Synthesis and characterisation of coating polyurethane cationomers containing quaternary ammonium alkyl groups derived from built-in alkyl bromides

Abstract

Polyurethane cationomers were synthesised in the reaction of 4,4′-methylenebis(phenyl isocyanate) with polyoxypropylene glycol (M = 450) and N-methyl diethanolamine. Amine segments were built-in to the urethane–isocyanate prepolymer in the reaction with 1-bromoalkanes (C2–C10), and then they were converted to alkyl-ammonium cations. The obtained isocyanate prepolymers were then extended in the aqueous medium. That yielded stable aqueous dispersions which were applied on the surfaces of test poly(tetrafluoroethylene) plates. After evaporation of water, the dispersions formed thin polymer coatings. 1H and 13C NMR spectral methods were employed to confirm chemical structures of synthesised cationomers. Based on 1H NMR and IR spectra, the factors κ and α1 or α1 were calculated, which represented the polarity level of the obtained cationomers.
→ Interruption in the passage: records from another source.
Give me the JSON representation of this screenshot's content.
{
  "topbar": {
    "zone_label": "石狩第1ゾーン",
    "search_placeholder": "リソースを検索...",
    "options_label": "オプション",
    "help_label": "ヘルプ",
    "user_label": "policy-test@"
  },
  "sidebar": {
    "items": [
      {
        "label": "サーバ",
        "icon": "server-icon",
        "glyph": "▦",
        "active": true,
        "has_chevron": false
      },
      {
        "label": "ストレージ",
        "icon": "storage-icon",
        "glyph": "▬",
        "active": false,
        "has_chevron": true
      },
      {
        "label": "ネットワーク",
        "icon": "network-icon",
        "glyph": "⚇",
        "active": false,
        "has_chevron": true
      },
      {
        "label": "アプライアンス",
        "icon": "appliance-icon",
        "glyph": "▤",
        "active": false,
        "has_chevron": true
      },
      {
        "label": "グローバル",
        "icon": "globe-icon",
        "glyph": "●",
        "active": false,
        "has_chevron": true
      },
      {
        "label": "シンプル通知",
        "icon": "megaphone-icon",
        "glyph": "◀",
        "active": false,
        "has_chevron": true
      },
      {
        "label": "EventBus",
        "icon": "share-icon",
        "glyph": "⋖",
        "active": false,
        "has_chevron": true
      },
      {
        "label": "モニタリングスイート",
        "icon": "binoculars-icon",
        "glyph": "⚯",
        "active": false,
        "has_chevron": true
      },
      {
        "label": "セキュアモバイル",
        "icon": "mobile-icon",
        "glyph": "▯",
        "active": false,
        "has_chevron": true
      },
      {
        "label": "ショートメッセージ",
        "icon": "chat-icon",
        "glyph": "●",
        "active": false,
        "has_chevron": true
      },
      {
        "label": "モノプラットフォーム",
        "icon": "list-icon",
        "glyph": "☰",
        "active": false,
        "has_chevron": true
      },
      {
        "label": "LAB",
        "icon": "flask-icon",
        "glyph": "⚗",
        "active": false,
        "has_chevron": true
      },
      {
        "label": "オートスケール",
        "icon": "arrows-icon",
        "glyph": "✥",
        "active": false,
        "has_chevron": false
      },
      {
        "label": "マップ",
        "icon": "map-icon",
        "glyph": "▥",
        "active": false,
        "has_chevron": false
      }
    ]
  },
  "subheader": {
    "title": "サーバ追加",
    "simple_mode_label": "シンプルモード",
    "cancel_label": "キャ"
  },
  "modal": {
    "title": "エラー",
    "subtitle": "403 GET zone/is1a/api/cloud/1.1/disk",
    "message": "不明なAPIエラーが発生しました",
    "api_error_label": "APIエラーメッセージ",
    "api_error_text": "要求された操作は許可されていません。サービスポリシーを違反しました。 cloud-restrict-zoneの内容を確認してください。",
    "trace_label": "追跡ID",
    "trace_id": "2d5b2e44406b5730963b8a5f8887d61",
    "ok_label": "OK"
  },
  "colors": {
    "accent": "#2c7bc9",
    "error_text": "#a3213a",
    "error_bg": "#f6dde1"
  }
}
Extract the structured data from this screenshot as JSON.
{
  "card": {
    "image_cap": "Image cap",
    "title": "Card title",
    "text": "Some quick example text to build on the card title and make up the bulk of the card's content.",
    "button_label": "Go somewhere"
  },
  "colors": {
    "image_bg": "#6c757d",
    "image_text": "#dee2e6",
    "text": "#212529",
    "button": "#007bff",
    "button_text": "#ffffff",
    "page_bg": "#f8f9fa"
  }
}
The differential scanning calorimetry method revealed decline of Tg for the hard urethane and urea segments from 60 °C to 46 °C when the number of carbon atoms increased in the alkyl radical attached to the ammonium cation. Changes were discussed in the surface free energy (SFE) and its components, as calculated independently according to the methods suggested by van Oss-Good and by Owens–Wendt, in relation to chemical structures of cationomers. The growing length (from C2 to C10) of the alkyl radical attached to the N atom in the cationomer chain was found to reduce the value of SFE of the polymer coating from 46 to 28 mJ/m2. That is caused by gradual weakening of long-range interactions, within which the highest share is taken by dispersion interactions.